I Sink, Therefore I Am

Umbra on tap water 5

Umbra,

I was wondering where the H2O from the tap comes from, and where it goes to.

Beth
Swarthmore, Pa.

Dearest Beth,

It comes from and goes back to the water cycle, which I've been reading a lot about in Richard Scarry's classic work What Do People Do All Day? The book answers the "where it comes from" question, but Scarry doesn't have so much to say about sewage. Lowly Worm does not get to travel through the toilet.

Let the knowledge flow.

Photo: iStockphoto

Tap water is drawn either from surface water, such as lakes and streams, or from groundwater. Your water supplier pumps water out of these sources, purifies it, and sends it through a series of pipes to your home. Your water supplier is required by EPA to send you a report on water quality every June, which should include a list of specific water sources. I tried to find your supplier on the web, and ended up at Aqua, a private water utility. Their latest report for the Main Division (which I think is you) says your water comes from "seven surface water sources and a number of groundwater sites," and mentions several creeks, including the Crum, Perkiomen, and Neshaminy. For exact information, you'll need to contact your water supplier or your state water office. The EPA's website has a deluge of water information including a Safe Drinking Water Query Form. All these sources should provide a steady stream of information about your water sources and test results -- which, as I've written previously, you may wish to view with a little skepticism.

After your utility pulls the water from lakes or aquifers, it removes poisons, bacteria, and sediments before it passes the water on to your home. They may use flocculation! Yay! New jargon inspires exclamation points! In the flocculation process, salts or polymers added to the water form little particles known as "floc," which attract sediment and cause it to settle out. Filtration is also an important step, as is disinfection (this is where chlorine is often added). The feds require water to be tirelessly tested, from source to house, for the various residues and diseases which can make us ill. We do have excellent drinking water in the United States, and few of us die of typhoid, but all the filtration and testing does not stop certain contaminants from possibly floating in our water. A contaminant might bypass the system -- such as various pharmaceuticals, apparently, or your delivery pipes may leach lead into the final streaming of water to your tap.

How can I work more puns into this river of information?

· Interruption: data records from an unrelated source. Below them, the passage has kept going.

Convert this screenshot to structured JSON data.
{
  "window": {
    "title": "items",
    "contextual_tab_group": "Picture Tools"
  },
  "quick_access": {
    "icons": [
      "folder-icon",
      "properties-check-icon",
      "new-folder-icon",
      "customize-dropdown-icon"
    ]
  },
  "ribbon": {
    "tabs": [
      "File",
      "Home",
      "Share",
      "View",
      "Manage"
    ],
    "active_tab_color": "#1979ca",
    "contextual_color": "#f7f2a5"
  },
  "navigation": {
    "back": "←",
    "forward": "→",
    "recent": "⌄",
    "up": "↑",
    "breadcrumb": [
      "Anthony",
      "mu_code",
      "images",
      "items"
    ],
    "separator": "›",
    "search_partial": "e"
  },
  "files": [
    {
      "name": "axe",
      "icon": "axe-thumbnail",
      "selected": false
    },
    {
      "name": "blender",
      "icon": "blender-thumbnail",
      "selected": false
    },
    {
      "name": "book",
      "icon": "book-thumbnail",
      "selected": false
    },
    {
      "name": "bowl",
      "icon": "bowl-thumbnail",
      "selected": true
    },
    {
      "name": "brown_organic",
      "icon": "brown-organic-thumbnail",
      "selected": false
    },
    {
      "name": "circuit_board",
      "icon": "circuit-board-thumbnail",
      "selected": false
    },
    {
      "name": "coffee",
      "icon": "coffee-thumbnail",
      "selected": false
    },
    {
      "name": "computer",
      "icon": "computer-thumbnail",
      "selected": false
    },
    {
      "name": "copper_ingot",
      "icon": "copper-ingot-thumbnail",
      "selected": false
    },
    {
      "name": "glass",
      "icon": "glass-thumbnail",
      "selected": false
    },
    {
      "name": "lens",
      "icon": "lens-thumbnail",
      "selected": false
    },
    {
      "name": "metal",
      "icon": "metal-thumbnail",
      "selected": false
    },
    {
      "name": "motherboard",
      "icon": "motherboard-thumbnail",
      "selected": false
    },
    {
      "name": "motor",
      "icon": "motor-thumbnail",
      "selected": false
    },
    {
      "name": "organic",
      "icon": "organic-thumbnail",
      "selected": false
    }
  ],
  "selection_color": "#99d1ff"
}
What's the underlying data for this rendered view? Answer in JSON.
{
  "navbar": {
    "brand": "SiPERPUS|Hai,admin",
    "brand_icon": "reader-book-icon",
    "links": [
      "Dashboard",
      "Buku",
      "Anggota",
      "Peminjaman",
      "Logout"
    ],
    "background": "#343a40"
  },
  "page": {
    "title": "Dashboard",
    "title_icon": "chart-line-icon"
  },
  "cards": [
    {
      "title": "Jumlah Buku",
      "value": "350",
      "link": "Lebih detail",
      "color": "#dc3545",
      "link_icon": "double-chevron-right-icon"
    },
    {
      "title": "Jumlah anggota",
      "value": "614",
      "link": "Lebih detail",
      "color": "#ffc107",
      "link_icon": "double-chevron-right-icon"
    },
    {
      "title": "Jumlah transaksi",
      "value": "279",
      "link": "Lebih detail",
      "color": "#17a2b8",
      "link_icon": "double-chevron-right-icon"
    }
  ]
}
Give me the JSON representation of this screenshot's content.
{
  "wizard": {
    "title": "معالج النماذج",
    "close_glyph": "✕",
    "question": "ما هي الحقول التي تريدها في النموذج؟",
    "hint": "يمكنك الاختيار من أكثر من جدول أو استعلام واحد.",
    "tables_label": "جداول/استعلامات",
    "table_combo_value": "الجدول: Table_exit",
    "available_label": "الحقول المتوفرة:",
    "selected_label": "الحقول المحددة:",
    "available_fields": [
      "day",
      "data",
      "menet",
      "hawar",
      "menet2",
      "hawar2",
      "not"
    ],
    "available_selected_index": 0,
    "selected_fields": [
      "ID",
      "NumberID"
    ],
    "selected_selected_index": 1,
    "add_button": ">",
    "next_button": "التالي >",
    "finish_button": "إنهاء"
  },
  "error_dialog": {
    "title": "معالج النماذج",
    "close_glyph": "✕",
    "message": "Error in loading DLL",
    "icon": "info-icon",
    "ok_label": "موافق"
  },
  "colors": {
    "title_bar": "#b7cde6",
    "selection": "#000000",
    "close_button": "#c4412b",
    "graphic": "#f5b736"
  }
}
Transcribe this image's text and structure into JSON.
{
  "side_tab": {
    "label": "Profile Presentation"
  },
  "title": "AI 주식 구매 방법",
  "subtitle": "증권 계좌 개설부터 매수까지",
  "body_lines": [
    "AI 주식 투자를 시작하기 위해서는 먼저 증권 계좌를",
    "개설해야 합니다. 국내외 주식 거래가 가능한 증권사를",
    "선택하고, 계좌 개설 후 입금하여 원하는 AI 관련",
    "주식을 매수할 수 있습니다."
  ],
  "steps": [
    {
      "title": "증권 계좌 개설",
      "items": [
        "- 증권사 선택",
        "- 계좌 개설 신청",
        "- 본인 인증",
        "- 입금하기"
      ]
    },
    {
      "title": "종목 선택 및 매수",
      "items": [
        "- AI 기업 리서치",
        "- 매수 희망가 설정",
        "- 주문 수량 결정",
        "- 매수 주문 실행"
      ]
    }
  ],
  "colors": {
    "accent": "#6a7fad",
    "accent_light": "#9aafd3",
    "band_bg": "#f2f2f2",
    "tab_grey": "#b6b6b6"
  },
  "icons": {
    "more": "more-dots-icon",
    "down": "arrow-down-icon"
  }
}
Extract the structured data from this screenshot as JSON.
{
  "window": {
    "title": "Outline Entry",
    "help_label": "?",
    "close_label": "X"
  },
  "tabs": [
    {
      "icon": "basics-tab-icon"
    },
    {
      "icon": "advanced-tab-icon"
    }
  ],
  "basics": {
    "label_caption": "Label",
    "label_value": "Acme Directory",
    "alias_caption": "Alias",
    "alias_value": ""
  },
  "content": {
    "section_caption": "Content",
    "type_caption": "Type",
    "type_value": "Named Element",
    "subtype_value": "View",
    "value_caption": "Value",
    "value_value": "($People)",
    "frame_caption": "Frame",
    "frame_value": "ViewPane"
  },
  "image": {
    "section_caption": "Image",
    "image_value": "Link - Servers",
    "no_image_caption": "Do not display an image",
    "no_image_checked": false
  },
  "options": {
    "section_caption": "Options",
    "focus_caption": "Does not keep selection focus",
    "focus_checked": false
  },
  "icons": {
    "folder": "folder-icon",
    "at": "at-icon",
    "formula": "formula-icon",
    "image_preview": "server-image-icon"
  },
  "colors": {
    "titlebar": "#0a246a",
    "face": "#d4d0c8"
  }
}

Any water that leaves the tap at your house will somehow make its way back to the water cycle, usually through the sewage line but maybe also through your perspiration, the evaporation of moisture from your laundry as it dries -- let's see, what else does Richard Scarry say -- the lawn and garden, and the bubbling of pasta water. If water goes down your drain, and you do not have a graywater or blackwater reclamation system, it all goes into the sewage pipes. From there, it goes into a septic tank or a municipal wastewater treatment system.

In a septic, which would be more likely in a rural area, all the wastes lie about in an underground concrete bunker with Dick Cheney. The solids sink, the scum floats, the liquids hover in the middle and oft ooze out to a leach field, rejoining the groundwater. In a town wastewater treatment system, the wastes travel through pipes to a treatment plant. Solids are filtered out; this is where "flushable" chunky stuff will get removed and sent to the landfill. In the "primary treatment" stage, waste travels through a series of ponds, and more solids settle to the bottom. Perhaps the stuff goes through "secondary treatment" in aerated, bacteria-filled tanks. Tertiary treatment is also a possibility; thoroughness of treatment will depend on your area's system.

You can see lots of lovely photos of this process at How Stuff Works. I'm sure you can also get specific information from your local sewage district. Wastewater goes back into the water cycle when it is discharged after treatment, into a stream, lake, or other body of water. A few areas in the U.S. are recycling wastewater for non-potable uses, which is great.

There you have it: where it comes from and where it goes. I hope this deluge of resources addressed your underlying reason for asking.

Faucetly,
Umbra

 

Yours is to wonder why, hers is to answer (or try). Send your green-living questions to Umbra.

Umbra Fisk is Grist Research Associate II, Hardcover and Periodicals Unit, floors 2B-4B.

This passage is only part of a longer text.